Other structural problems include the client relationship model that limits a financial advisor’s ability to suggest risky investments such as junior mining stocks to certain clients based on suitability factors such as a client’s age.

Kaiser, who predicts the downfall of financial advisors, proposes financial institutions should allow investors to open two account types, one that is 100% robo-advised and another for risky investments that are 100% the client’s responsibility.

Meanwhile, proprietary day trading coupled with the elimination of the short sale uptick rule has created a downward bias in the junior sector as it makes it difficult for juniors to trade higher on positive developments, compromising the price discovery mechanism in the sector, Kaiser says. “So there is now this capital harvesting stripping system in place, which is sucking away the after-market money that retail investors could potentially inject into the market.”

Adding to that is limitations juniors have in promoting their story, with the introduction of the NI 43-101, which prevents them for saying what they think a project might look like before a technical report or economic study is out. The companies are “allowed to publish all kinds of dots and details, but they are not allowed to connect the dots for the public. We need to build something that facilitates the dot connecting,” Kaiser says.

He suggests an online interface that enables investors to visualize a project as a mine by applying a discounted cash flow valuation model to that project, by using different variables, to help assess the project’s potential.

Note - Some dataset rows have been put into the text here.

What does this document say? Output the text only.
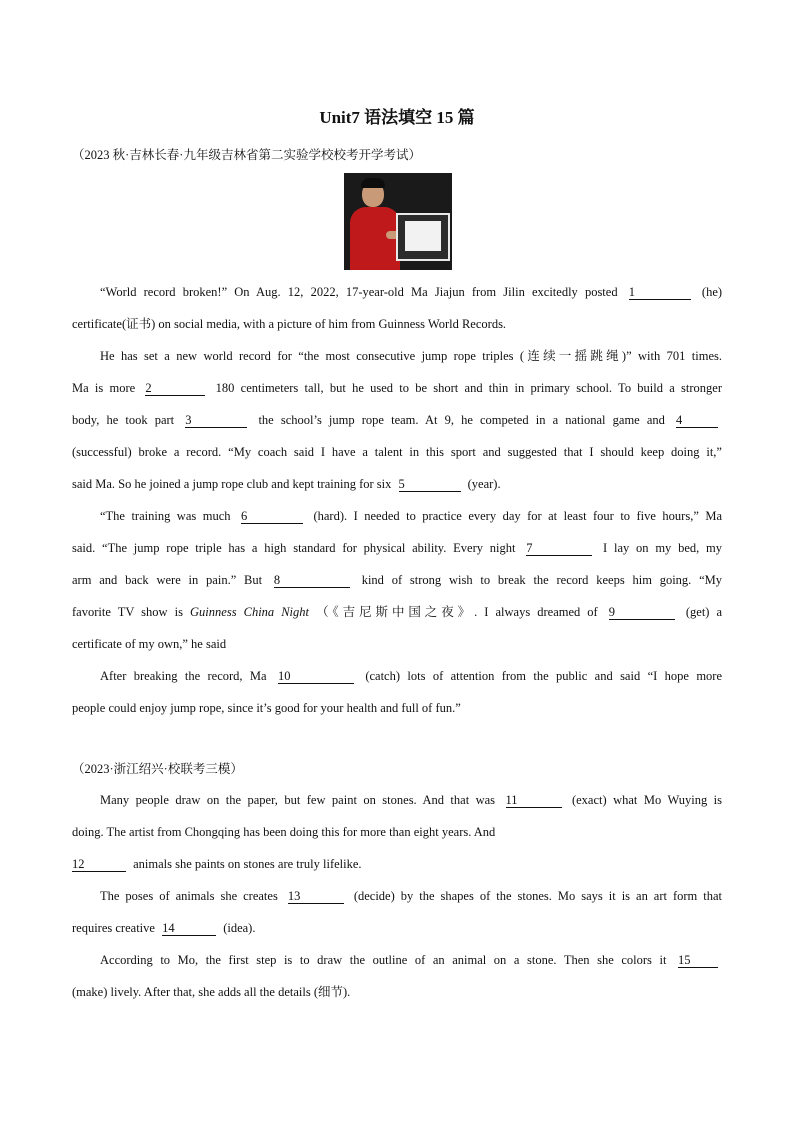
Unit7 语法填空 15 篇
（2023 秋·吉林长春·九年级吉林省第二实验学校校考开学考试）
“World record broken!” On Aug. 12, 2022, 17-year-old Ma Jiajun from Jilin excitedly posted 1	(he)
certificate(证书) on social media, with a picture of him from Guinness World Records.
He has set a new world record for “the most consecutive jump rope triples (连续一摇跳绳)” with 701 times.
Ma is more 2	180 centimeters tall, but he used to be short and thin in primary school. To build a stronger
body, he took part 3	the school’s jump rope team. At 9, he competed in a national game and 4
(successful) broke a record. “My coach said I have a talent in this sport and suggested that I should keep doing it,”
said Ma. So he joined a jump rope club and kept training for six 5	(year).
“The training was much 6	(hard). I needed to practice every day for at least four to five hours,” Ma
said. “The jump rope triple has a high standard for physical ability. Every night 7	I lay on my bed, my
arm and back were in pain.” But 8	kind of strong wish to break the record keeps him going. “My
favorite TV show is Guinness China Night （《吉尼斯中国之夜》. I always dreamed of 9	(get) a
certificate of my own,” he said
After breaking the record, Ma 10	(catch) lots of attention from the public and said “I hope more
people could enjoy jump rope, since it’s good for your health and full of fun.”
（2023·浙江绍兴·校联考三模）
Many people draw on the paper, but few paint on stones. And that was 11	(exact) what Mo Wuying is
doing. The artist from Chongqing has been doing this for more than eight years. And
12	animals she paints on stones are truly lifelike.
The poses of animals she creates 13	(decide) by the shapes of the stones. Mo says it is an art form that
requires creative 14	(idea).
According to Mo, the first step is to draw the outline of an animal on a stone. Then she colors it 15
(make) lively. After that, she adds all the details (细节).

Users, staying anonymous, could share the possible outcomes of their deposit model with other investors online.

“It is the wisdoms of crowds being collected in one space and aggregated to create a consensus outlook, which becomes a reference point in the market in deciding if a stock is overvalued or undervalued,” Kaiser says, adding it will also be educational for a younger audience of retail investors in learning how the sector works.